Review: Us


On vacation with her husband (Winston Duke) and kids at the beach, Lupita Nyong’o encounters some creepy intruders and troubling issues from her childhood. Elisabeth Moss plays the mother of another vacationing family.



Jordan Peele’s feature-length directorial debut “Get Out” won over both audiences and critics. A somewhat rare African-American horror/sci-fi flick, I was ever-so slightly less impressed by it than its biggest admirers, but nonetheless thought it was an enjoyable, absolutely insane film and I couldn’t wait to see what Peele came up with next. Well, he’s given us this 2019 doppelganger horror/thriller. It’s an exceptionally silly, exceptionally disappointing experience that I probably liked even less than a lot of critics and moviegoers seemed to (It’s been championed by some, but far more divisive than “Get Out”).

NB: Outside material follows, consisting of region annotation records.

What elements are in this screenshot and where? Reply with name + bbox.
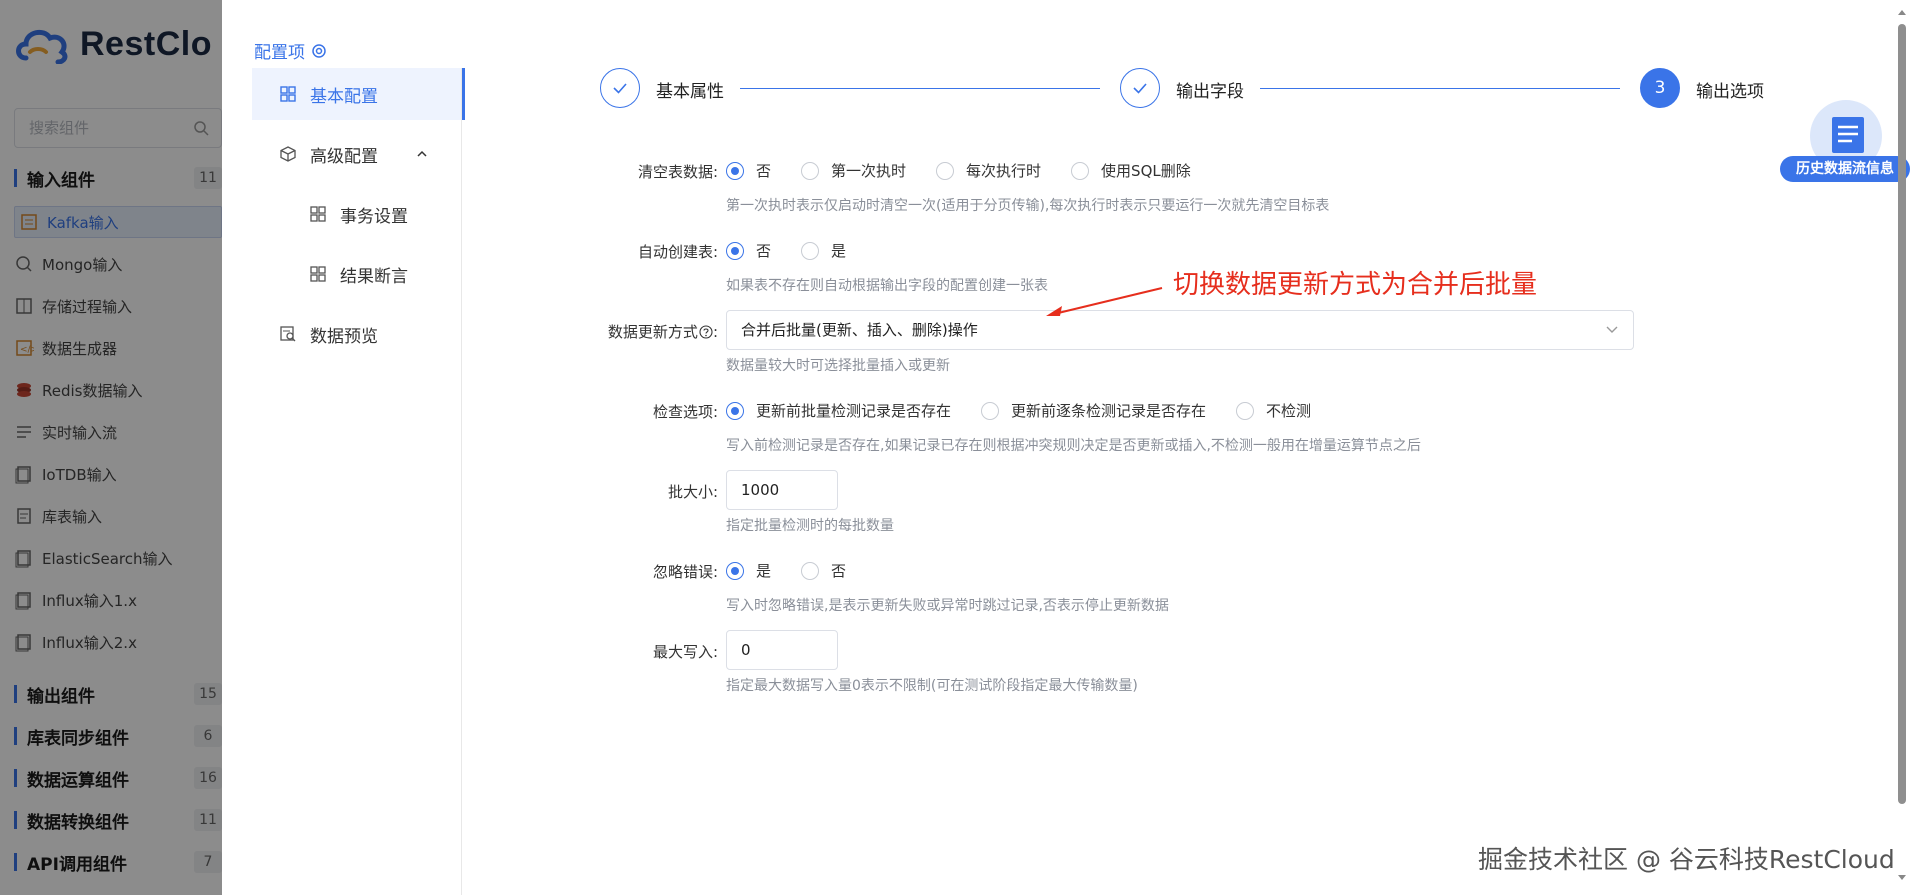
nav-label: 事务设置 [340, 206, 408, 227]
batch-size-label: 批大小: [667, 483, 718, 501]
ignore-errors-radio-group: 是 否 [726, 560, 876, 581]
nav-item-basic-config[interactable]: 基本配置 [252, 68, 465, 120]
clear-table-option-no[interactable]: 否 [726, 160, 771, 181]
check-option-each[interactable]: 更新前逐条检测记录是否存在 [981, 400, 1206, 421]
ignore-errors-label: 忽略错误: [652, 563, 718, 581]
step-connector [740, 88, 1100, 89]
radio-dot [726, 561, 744, 580]
clear-table-label: 清空表数据: [637, 163, 718, 181]
ignore-errors-option-no[interactable]: 否 [801, 560, 846, 581]
watermark: 掘金技术社区 @ 谷云科技RestCloud [1478, 845, 1895, 874]
nav-label: 结果断言 [340, 266, 408, 287]
auto-create-label: 自动创建表: [637, 243, 718, 261]
target-icon [312, 43, 326, 58]
radio-dot [726, 161, 744, 180]
check-option-hint: 写入前检测记录是否存在,如果记录已存在则根据冲突规则决定是否更新或插入,不检测一… [726, 438, 1421, 454]
update-mode-label-text: 数据更新方式 [607, 323, 698, 341]
radio-dot [936, 161, 955, 180]
clear-table-hint: 第一次执时表示仅启动时清空一次(适用于分页传输),每次执行时表示只要运行一次就先… [726, 198, 1330, 214]
update-mode-value: 合并后批量(更新、插入、删除)操作 [741, 321, 978, 339]
nav-label: 基本配置 [310, 86, 378, 107]
option-label: 不检测 [1266, 402, 1312, 420]
auto-create-radio-group: 否 是 [726, 240, 876, 261]
history-dataflow-button[interactable]: 历史数据流信息 [1780, 100, 1910, 182]
step-2-check-icon[interactable] [1120, 68, 1160, 108]
scroll-down-arrow-icon[interactable] [1897, 874, 1907, 882]
option-label: 每次执行时 [966, 162, 1042, 180]
document-icon [1832, 117, 1864, 153]
option-label: 更新前逐条检测记录是否存在 [1011, 402, 1207, 420]
option-label: 更新前批量检测记录是否存在 [756, 402, 952, 420]
batch-size-input[interactable]: 1000 [726, 470, 838, 510]
stepper: 基本属性 输出字段 3 输出选项 [600, 68, 1910, 110]
annotation-text: 切换数据更新方式为合并后批量 [1173, 270, 1538, 300]
vertical-scrollbar[interactable] [1898, 24, 1906, 804]
grid-icon [310, 206, 326, 222]
option-label: 使用SQL删除 [1101, 162, 1191, 180]
grid-icon [280, 86, 296, 102]
check-option-none[interactable]: 不检测 [1236, 400, 1311, 421]
option-label: 否 [756, 162, 772, 180]
clear-table-option-first-run[interactable]: 第一次执时 [801, 160, 906, 181]
max-write-label: 最大写入: [652, 643, 718, 661]
step-2-label: 输出字段 [1176, 82, 1244, 102]
auto-create-option-yes[interactable]: 是 [801, 240, 846, 261]
update-mode-label-colon: : [712, 323, 718, 341]
clear-table-option-every-run[interactable]: 每次执行时 [936, 160, 1041, 181]
annotation-arrow [1046, 287, 1163, 316]
option-label: 是 [831, 242, 847, 260]
scroll-up-arrow-icon[interactable] [1897, 8, 1907, 16]
radio-dot [726, 241, 744, 260]
nav-item-transaction[interactable]: 事务设置 [252, 188, 462, 240]
update-mode-label: 数据更新方式: [218, 321, 718, 342]
update-mode-hint: 数据量较大时可选择批量插入或更新 [726, 358, 950, 374]
config-title: 配置项 [254, 38, 327, 63]
history-label: 历史数据流信息 [1780, 156, 1910, 182]
option-label: 第一次执时 [831, 162, 907, 180]
max-write-hint: 指定最大数据写入量0表示不限制(可在测试阶段指定最大传输数量) [726, 678, 1138, 694]
radio-dot [981, 401, 1000, 420]
radio-dot [726, 401, 744, 420]
clear-table-option-sql-delete[interactable]: 使用SQL删除 [1071, 160, 1191, 181]
radio-dot [801, 161, 820, 180]
update-mode-select[interactable]: 合并后批量(更新、插入、删除)操作 [726, 310, 1634, 350]
step-3-label: 输出选项 [1696, 82, 1764, 102]
auto-create-hint: 如果表不存在则自动根据输出字段的配置创建一张表 [726, 278, 1048, 294]
help-icon[interactable] [699, 325, 713, 339]
modal-backdrop[interactable] [0, 0, 222, 895]
radio-dot [1071, 161, 1090, 180]
radio-dot [1236, 401, 1255, 420]
option-label: 否 [756, 242, 772, 260]
ignore-errors-hint: 写入时忽略错误,是表示更新失败或异常时跳过记录,否表示停止更新数据 [726, 598, 1169, 614]
option-label: 是 [756, 562, 772, 580]
batch-size-hint: 指定批量检测时的每批数量 [726, 518, 894, 534]
grid-icon [310, 266, 326, 282]
ignore-errors-option-yes[interactable]: 是 [726, 560, 771, 581]
radio-dot [801, 561, 820, 580]
background-app-sidebar: RestClo 搜索组件 输入组件 11 Kafka输入 Mongo输入 存储过… [0, 0, 222, 895]
chevron-up-icon[interactable] [416, 148, 428, 160]
auto-create-option-no[interactable]: 否 [726, 240, 771, 261]
check-option-radio-group: 更新前批量检测记录是否存在 更新前逐条检测记录是否存在 不检测 [726, 400, 1341, 421]
chevron-down-icon [1606, 326, 1618, 333]
check-option-batch[interactable]: 更新前批量检测记录是否存在 [726, 400, 951, 421]
step-1-label: 基本属性 [656, 82, 724, 102]
option-label: 否 [831, 562, 847, 580]
check-option-label: 检查选项: [652, 403, 718, 421]
max-write-input[interactable]: 0 [726, 630, 838, 670]
cube-icon [280, 146, 296, 162]
step-connector [1260, 88, 1620, 89]
step-3-number[interactable]: 3 [1640, 68, 1680, 108]
config-title-text: 配置项 [254, 43, 305, 63]
step-1-check-icon[interactable] [600, 68, 640, 108]
radio-dot [801, 241, 820, 260]
clear-table-radio-group: 否 第一次执时 每次执行时 使用SQL删除 [726, 160, 1221, 181]
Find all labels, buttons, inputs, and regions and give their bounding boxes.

The opening scene is an effective build of atmosphere, through lighting, camera placement, the use of sound and silence etc, but it’s all downhill after that. This one’s actually quite lousy.



A mixture of “The Strangers” and “Invasion of the Body Snatchers”, I found this film irritating, unlikeable and frankly not particularly well-performed. Lupita Nyong’o in particular was a constant unsubtle irritation in the lead, playing a character who I just never got around to liking from moment one. Post-traumatic stress or not (and we find out eventually whether it’s one or the other), the character and/or performance to me was entirely miserable and bug-eyed to a histrionic degree. Part of that is Peele’s fault, as he has Nyong’o talk early and often about being uneasy about something and supposedly seeing signs. Yet we’re never shown what those signs are, thus it just seems like she’s ‘nucking futs’ to an unreasonable degree. We need to have an understanding, unless you just want us to think she’s a psycho. Then again, I’m not entirely certain we’re given a clear picture of just what this doppelganger thing is all about. At first it just appears to be about Nyong’o and her PTSD thing (whatever it is, I’m just calling it PTSD), but by the end other people seem to have doppelgangers too. Worse, after being an hour into this situation, Nyong’o is suddenly an expert on this phenomenon? Really? The ending somewhat gives an explanation for that, but it really just comes off as Peele continually trying to pull the rug out from under us, like a wannabe Shyamalan with a twist ending merely for the sake of it rather than a well thought out, organic piece of the fabric of the story. Peele never satisfactorily figures it all out on screen in any way that really made sense, at least to this admittedly dense viewer. Whatever he was trying to do here (I get that the theme is rich vs. poor, but I wasn’t entirely under the impression that the central family were above upper middle class at best), he’s not very good at it. Most of the other characters and performances are rather off-putting, too with Elizabeth Moss yet again showing that she should stick to the small-screen. For some reason, in movies she comes across as both hammy and somewhat curiously shrunken at the same time.



The majority of the first half of the film seems designed by the writer-director to keep you on edge with incessant chatter and noise, but surely not to the point where you start to contemplate giving up on the film. Peele has completely overpitched this one, right down to having the doppelgangers speak in hokey, clichĂ©d manner that sounds like a severe case of laryngitis. It ends up pretty flat and uninvolving overall and about as frightening as “Goosebumps”. Also, the film has an agonisingly slow pace where after 30 minutes not a damn thing has happened after the first scene. It’s just an annoying family on holiday being annoying.



Lame, botched genre pic from Peele that made me appreciate “The Babadook” and “Hereditary” all the more, let alone Philip Kaufman’s outstanding 1978 version of “Invasion of the Body Snatchers”. The best thing in the entire film is hearing Minnie Riperton’s lovely ‘Les Fleurs’ over the end credits (a song truly unlike any other I’ve heard), and I’m not sure it even belongs anywhere near this film. Massive disappointment, nicely shot by Mike Gioulakis (Shyamalan’s “Split” and “Glass”), but I’m not sure Peele has worked out what he was trying to do here. As good as “Get Out” was, here Peele had me thinking maybe he’s not going to be a great director. Perhaps he’s just another guy who has seen a lot of horror movies he likes.